Growth Loops
From first time fishing to qualified coach and round again.
A whip, a pot of maggots, a coach who's given up a Saturday, and a small perch swinging into a wet hand. The free taster session is one of the best things this sport does, and the volunteers who run them deserve more credit than they get.
Then everyone goes home.
Ask what happens next Saturday and the answer, at most of these events, is nothing. No next session to book, no club that expects them back. The child caught a fish. The sport caught a statistic.
Between the taster and anything resembling regular coaching there's usually nothing. Between junior angling and adult angling there's a cliff the sport has watched people fall off for a generation. An adult who never fished as a child has barely an entry point anywhere. And between being able to fish and being able to teach it, the biggest gap of all: no rung, no route, no invitation.
A pathway with holes in it isn't a pathway. It's a series of exits.
So we built a loop instead. At School Of Fish the free first session is the same offer whether you're eight or sixty, and it leads somewhere on purpose: into Skills School for juniors, into adult courses for adults, and into the Diploma for everyone. Twenty-five stamps, each one a named skill with a published pass line, earned in order across five awards. Nobody has to wonder what comes next, because next has a name.

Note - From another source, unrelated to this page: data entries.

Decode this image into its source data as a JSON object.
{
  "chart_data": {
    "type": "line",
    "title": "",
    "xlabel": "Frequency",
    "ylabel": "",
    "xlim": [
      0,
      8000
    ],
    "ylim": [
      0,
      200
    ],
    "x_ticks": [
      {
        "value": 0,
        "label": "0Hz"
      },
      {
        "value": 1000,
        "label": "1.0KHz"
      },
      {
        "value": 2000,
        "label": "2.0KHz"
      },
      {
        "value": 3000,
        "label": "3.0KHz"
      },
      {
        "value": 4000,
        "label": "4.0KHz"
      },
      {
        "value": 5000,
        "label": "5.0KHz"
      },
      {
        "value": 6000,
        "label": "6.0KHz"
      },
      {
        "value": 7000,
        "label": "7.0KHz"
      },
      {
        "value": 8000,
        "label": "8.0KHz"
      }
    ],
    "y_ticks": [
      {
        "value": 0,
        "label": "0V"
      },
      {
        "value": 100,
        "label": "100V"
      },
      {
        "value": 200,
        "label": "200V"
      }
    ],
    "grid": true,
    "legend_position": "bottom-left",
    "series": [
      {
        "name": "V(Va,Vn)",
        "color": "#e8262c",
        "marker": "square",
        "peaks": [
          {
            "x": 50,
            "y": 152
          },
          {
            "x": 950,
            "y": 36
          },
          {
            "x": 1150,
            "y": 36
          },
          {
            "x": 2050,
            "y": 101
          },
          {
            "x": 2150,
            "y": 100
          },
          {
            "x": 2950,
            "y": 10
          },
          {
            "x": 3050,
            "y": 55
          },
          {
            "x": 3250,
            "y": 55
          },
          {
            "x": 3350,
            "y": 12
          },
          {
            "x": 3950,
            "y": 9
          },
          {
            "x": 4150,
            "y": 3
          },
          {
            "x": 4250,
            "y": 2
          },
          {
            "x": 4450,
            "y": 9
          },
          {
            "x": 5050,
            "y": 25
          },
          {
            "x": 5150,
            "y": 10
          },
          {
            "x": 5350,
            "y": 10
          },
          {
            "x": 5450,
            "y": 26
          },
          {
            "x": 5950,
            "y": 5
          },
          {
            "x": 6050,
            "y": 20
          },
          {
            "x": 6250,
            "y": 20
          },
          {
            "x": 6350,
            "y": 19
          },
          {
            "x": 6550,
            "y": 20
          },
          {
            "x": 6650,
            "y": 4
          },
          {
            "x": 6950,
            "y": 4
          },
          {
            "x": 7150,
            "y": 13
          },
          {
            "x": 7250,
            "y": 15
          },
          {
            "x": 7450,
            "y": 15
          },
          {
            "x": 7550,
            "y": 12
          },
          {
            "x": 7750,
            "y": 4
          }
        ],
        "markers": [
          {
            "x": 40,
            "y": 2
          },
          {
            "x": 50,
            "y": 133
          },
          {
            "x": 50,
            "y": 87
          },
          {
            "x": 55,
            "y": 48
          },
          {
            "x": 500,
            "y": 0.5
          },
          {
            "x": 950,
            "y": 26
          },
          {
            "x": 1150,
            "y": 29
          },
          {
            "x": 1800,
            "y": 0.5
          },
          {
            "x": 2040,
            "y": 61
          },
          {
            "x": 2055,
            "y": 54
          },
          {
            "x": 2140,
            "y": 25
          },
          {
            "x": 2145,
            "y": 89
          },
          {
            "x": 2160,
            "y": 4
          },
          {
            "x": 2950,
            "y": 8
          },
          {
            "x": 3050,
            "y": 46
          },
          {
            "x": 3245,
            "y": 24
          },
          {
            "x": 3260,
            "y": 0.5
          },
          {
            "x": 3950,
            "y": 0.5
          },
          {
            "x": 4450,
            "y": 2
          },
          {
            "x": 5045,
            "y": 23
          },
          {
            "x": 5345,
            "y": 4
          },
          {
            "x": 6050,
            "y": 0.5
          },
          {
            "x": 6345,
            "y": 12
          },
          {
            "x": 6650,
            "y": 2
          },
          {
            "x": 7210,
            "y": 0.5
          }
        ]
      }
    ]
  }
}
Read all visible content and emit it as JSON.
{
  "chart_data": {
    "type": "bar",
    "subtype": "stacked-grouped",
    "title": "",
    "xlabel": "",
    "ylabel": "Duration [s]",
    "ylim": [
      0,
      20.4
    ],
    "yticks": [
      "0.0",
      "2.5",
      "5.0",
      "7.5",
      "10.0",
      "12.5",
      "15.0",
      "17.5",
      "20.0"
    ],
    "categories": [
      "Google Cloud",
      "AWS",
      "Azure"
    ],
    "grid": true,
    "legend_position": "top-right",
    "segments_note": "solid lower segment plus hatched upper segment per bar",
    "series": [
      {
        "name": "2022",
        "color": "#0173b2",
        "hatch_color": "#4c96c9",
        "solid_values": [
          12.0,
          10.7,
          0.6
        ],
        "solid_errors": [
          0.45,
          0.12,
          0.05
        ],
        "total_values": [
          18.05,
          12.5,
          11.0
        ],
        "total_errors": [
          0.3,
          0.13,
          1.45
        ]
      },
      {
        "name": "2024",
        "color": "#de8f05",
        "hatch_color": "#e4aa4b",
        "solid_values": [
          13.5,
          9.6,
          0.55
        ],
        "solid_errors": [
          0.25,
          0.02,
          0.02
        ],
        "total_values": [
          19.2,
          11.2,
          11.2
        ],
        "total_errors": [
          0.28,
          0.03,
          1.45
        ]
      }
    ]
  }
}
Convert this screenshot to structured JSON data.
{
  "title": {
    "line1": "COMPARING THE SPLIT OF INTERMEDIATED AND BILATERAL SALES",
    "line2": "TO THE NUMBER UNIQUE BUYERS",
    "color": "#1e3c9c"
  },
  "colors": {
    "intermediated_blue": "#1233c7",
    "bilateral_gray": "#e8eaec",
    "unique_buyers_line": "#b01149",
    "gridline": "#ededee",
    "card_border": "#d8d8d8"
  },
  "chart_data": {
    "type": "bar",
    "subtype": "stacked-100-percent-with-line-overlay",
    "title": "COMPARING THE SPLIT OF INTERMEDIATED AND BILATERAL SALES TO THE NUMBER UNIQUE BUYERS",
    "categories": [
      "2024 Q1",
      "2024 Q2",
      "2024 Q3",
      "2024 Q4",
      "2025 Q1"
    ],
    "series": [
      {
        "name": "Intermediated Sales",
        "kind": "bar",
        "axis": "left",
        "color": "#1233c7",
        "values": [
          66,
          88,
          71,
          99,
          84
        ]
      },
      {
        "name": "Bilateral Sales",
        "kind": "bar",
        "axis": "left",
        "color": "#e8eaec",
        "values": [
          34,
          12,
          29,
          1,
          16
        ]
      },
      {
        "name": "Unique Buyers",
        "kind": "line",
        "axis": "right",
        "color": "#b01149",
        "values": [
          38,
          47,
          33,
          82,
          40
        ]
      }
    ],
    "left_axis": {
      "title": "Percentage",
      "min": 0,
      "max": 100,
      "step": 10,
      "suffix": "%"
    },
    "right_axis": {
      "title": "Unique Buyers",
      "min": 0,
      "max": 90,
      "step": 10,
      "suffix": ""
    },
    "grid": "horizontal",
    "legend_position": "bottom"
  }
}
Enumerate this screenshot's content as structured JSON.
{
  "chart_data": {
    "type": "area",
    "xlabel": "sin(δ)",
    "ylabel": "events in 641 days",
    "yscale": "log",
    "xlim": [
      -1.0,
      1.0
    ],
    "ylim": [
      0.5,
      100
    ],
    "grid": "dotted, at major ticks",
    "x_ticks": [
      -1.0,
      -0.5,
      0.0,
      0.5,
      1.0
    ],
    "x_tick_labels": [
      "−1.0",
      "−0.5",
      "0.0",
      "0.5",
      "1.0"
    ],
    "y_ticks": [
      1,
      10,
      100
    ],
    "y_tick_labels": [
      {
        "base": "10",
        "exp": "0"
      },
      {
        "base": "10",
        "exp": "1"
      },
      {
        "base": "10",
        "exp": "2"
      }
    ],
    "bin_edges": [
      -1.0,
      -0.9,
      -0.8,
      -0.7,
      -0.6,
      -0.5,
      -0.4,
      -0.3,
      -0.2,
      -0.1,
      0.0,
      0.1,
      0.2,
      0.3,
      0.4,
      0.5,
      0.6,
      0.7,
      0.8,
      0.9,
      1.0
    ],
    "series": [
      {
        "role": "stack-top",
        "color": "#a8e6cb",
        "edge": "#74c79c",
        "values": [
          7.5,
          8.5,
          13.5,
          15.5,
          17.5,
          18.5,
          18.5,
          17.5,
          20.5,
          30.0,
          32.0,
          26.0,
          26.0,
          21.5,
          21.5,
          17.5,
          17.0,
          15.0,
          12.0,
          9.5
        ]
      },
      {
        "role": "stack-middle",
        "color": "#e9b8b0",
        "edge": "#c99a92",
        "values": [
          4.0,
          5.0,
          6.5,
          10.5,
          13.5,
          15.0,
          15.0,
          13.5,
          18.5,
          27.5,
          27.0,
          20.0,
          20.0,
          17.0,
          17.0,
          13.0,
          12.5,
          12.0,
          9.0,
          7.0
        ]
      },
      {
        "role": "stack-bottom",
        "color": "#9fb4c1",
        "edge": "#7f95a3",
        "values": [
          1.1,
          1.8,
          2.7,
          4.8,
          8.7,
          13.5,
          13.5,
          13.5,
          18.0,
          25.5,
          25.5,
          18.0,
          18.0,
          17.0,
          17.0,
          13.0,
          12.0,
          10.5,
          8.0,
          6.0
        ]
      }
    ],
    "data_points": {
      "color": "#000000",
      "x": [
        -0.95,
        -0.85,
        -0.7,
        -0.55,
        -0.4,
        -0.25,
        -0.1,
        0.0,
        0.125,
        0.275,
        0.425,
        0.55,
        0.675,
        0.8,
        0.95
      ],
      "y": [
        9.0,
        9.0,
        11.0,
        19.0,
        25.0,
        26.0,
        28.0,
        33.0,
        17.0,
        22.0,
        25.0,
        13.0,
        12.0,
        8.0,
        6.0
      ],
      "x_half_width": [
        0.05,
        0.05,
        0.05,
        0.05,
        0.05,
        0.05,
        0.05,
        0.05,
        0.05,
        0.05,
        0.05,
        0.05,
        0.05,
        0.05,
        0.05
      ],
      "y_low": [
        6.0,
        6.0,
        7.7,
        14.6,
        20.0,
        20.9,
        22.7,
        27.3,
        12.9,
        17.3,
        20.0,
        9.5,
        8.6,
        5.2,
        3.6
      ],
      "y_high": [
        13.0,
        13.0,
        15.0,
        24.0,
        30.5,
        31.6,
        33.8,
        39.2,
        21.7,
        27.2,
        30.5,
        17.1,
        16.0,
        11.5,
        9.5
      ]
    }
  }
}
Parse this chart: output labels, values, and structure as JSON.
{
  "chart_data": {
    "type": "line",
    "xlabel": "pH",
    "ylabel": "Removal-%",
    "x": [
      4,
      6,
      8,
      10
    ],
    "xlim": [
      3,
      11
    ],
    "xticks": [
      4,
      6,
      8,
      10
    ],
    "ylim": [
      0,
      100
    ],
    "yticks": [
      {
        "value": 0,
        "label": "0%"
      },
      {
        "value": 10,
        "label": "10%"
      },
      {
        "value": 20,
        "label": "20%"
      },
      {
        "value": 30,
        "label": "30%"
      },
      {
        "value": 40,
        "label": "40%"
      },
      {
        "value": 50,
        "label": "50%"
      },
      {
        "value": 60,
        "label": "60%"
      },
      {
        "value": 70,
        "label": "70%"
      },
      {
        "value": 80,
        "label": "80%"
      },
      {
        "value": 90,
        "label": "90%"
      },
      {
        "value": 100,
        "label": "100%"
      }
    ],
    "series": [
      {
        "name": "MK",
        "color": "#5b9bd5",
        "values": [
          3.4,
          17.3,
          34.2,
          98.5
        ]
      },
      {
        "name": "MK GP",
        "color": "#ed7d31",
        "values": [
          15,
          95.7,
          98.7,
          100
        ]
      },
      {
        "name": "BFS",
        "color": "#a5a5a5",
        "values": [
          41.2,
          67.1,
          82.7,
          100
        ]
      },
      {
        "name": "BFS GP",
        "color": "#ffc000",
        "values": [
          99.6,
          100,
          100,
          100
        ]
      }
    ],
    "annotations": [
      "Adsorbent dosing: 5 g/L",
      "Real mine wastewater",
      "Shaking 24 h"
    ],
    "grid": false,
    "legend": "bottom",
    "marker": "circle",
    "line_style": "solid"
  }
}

Then the loop does its real work. The final award asks the learner to help teach a newer one, not as a gesture but as a requirement. At thirteen they can hold the Junior Assistant award and stand beside a coach at real sessions. At sixteen they can qualify as an Angling Support Assistant. At eighteen, a Lead Angling Coach, accredited and insured, running the same free first sessions where somebody once handed them a whip.
That's the loop closed. The learner becomes the coach, the coach makes more learners, and some of those learners become coaches. Growth that feeds itself.
The difference between a funnel and a loop is what happens when the money stops. A funnel needs refilling from the outside: another grant, another campaign, another round of free sessions that end at the car park. A loop refills itself, because every cohort contains the instructors of the next one.
It also changes what you measure. A funnel counts entries: sessions run, children reached, rods handed out. A loop counts returns: how many are still fishing in year three, and how many came back as coaches. The first set of numbers is easy and flattering. The second set is the sport.
None of this makes the taster session the enemy. A whip and a pot of maggots is still the best first hour in angling. The question is only ever what the second hour is for.
A first fish is an event. Build the path all the way round and it starts building anglers.